ATI LPN
ATI PN Comprehensive Predictor 2023
1. A client with heart failure is receiving furosemide. Which of the following assessment findings indicates that the medication is effective?
- A. Elevated blood pressure.
- B. Absence of adventitious breath sounds.
- C. Weight gain of 1.4 kg (3 lb) in 24 hr.
- D. Decreased urine output.
Correct answer: B
Rationale: The absence of adventitious breath sounds indicates that furosemide is effective in managing heart failure. Adventitious breath sounds such as crackles indicate fluid accumulation in the lungs, a common complication of heart failure. Therefore, the absence of these abnormal sounds suggests that furosemide is effectively reducing fluid overload. Elevated blood pressure (choice A) is not a desired outcome in heart failure management. Weight gain (choice C) and decreased urine output (choice D) are signs of fluid retention and ineffective diuresis, indicating that furosemide is not working effectively.
2. A nurse has just received change-of-shift report for four clients. Which of the following clients should the nurse assess first?
- A. A client who was just given a glass of orange juice for a low blood glucose level.
- B. A client who is scheduled for a procedure in 1 hr.
- C. A client who has 100 mL fluid remaining in his IV bag.
- D. A client who received a pain medication 30 min ago for postoperative pain.
Correct answer: A
Rationale: The client with low blood glucose needs immediate assessment to ensure that the orange juice has corrected the hypoglycemia. Monitoring the effectiveness of the intervention for low blood glucose is the priority. The other options, such as a client scheduled for a procedure in 1 hour, a client with fluid remaining in the IV bag, and a client who received pain medication 30 minutes ago, do not require immediate assessment like the client with low blood glucose.
3. What is the most important intervention for a client with delirium?
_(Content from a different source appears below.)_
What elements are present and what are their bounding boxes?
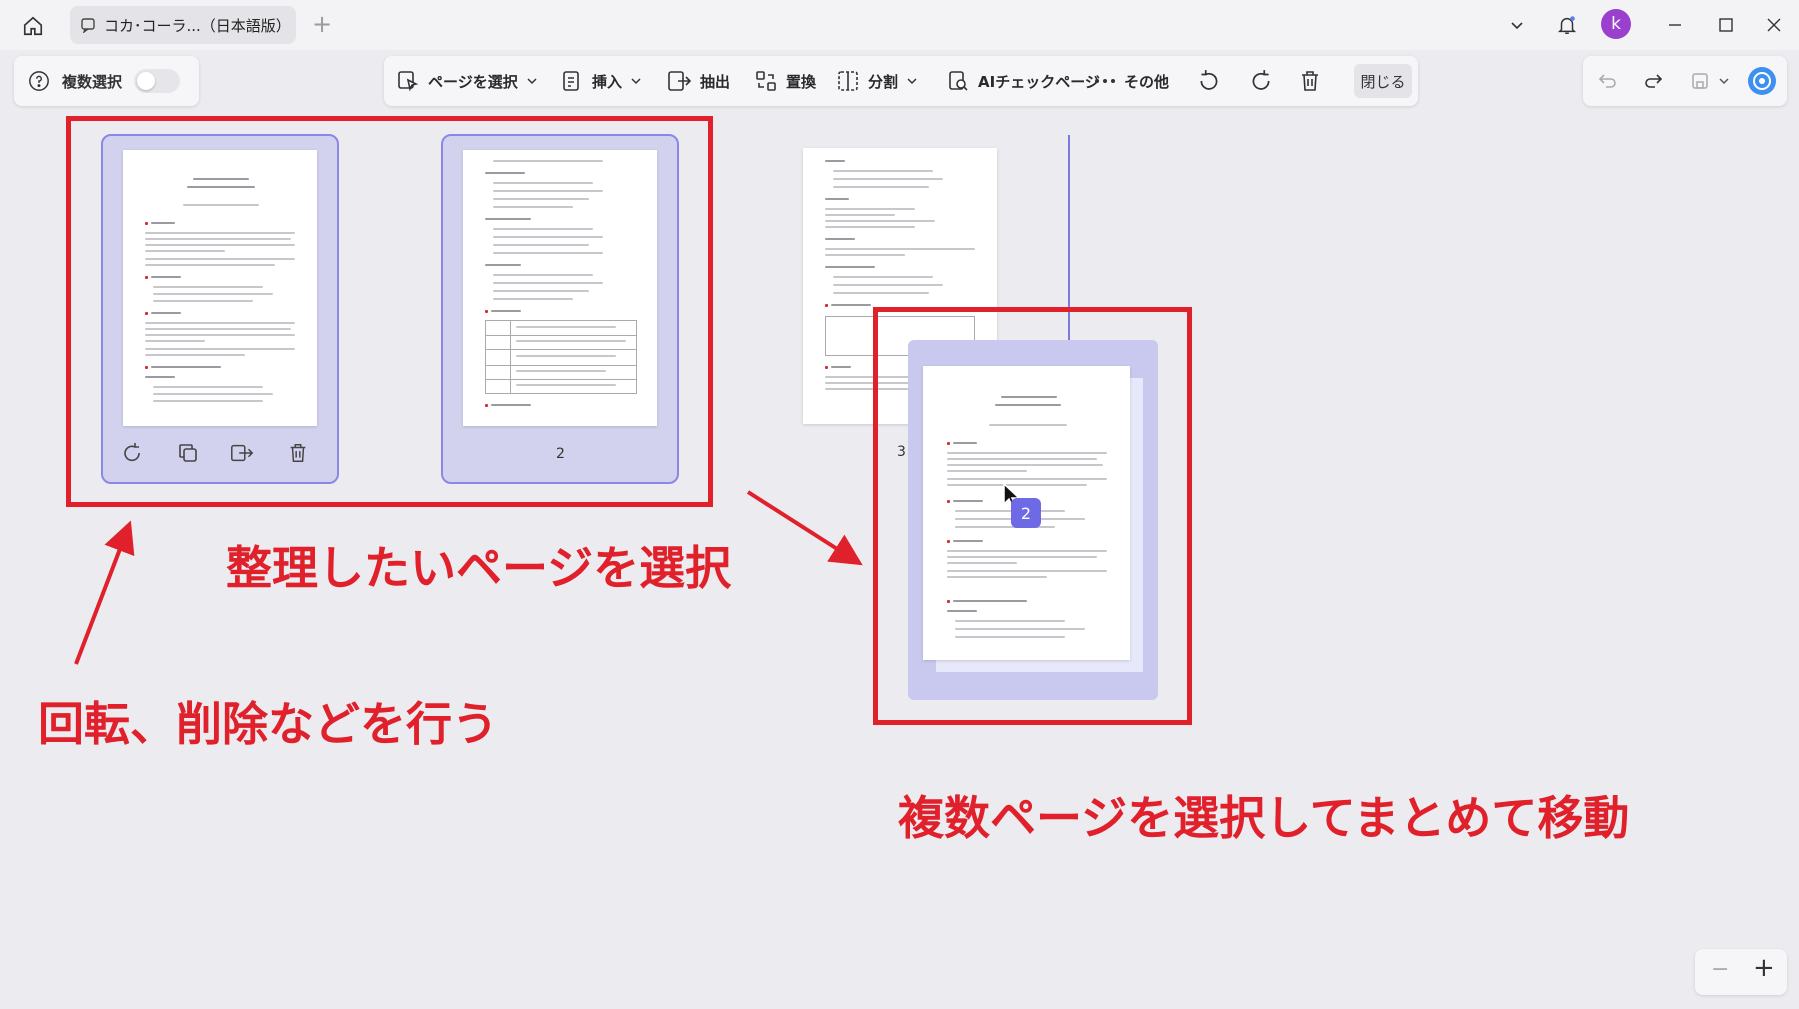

- A. Administer sedative medication
- B. Identify any reversible causes of delirium
- C. Provide a low-stimulation environment
- D. Increase environmental stimulation
Correct answer: B
Rationale: The correct answer is to identify any reversible causes of delirium. Delirium can be caused by various factors such as infections, medications, or metabolic imbalances. Addressing these underlying causes can help resolve delirium. Administering sedative medication (Choice A) can worsen delirium by further altering mental status. Providing a low-stimulation environment (Choice C) is helpful to manage delirium symptoms, but it is not the most important intervention. Increasing environmental stimulation (Choice D) is contraindicated in delirium as it can exacerbate confusion and agitation.
4. How should a healthcare professional assess a patient with chest pain?
- A. Assess the severity of pain and monitor ECG
- B. Administer nitroglycerin and provide oxygen
- C. Administer aspirin and provide pain relief
- D. Monitor for nausea and administer IV fluids
Correct answer: A
Rationale: When assessing a patient with chest pain, the initial step is to assess the severity of pain and monitor the electrocardiogram (ECG) to look for signs of cardiac issues. Administering nitroglycerin and oxygen (Choice B) is a treatment option for suspected cardiac chest pain but should not precede a thorough assessment. Administering aspirin and providing pain relief (Choice C) may be indicated later, but the priority is to assess the situation first. Monitoring for nausea and administering IV fluids (Choice D) is not the initial assessment for chest pain unless there are specific indications present.
5. A client expresses doubt about the benefits of surgery. Which response by the nurse is most appropriate?
- A. Ask the client to explain why they believe the surgery won't help.
- B. Comment on the client's doubt regarding the procedure's benefits.
- C. Assure the client that everything will be fine.
- D. Acknowledge the client's uncertainty about the surgery.
Correct answer: D
Rationale: Option D is the most appropriate response as it acknowledges the client's expressed uncertainty about the surgery. By acknowledging the client's feelings, the nurse validates their concerns and opens the door for further discussion. This approach can help build trust and rapport with the client. Option A focuses more on seeking justification for the client's belief rather than addressing the underlying emotion. Option B, while acknowledging doubt, does not directly address the client's feelings. Option C, although well-intentioned, dismisses the client's concerns without exploring them further.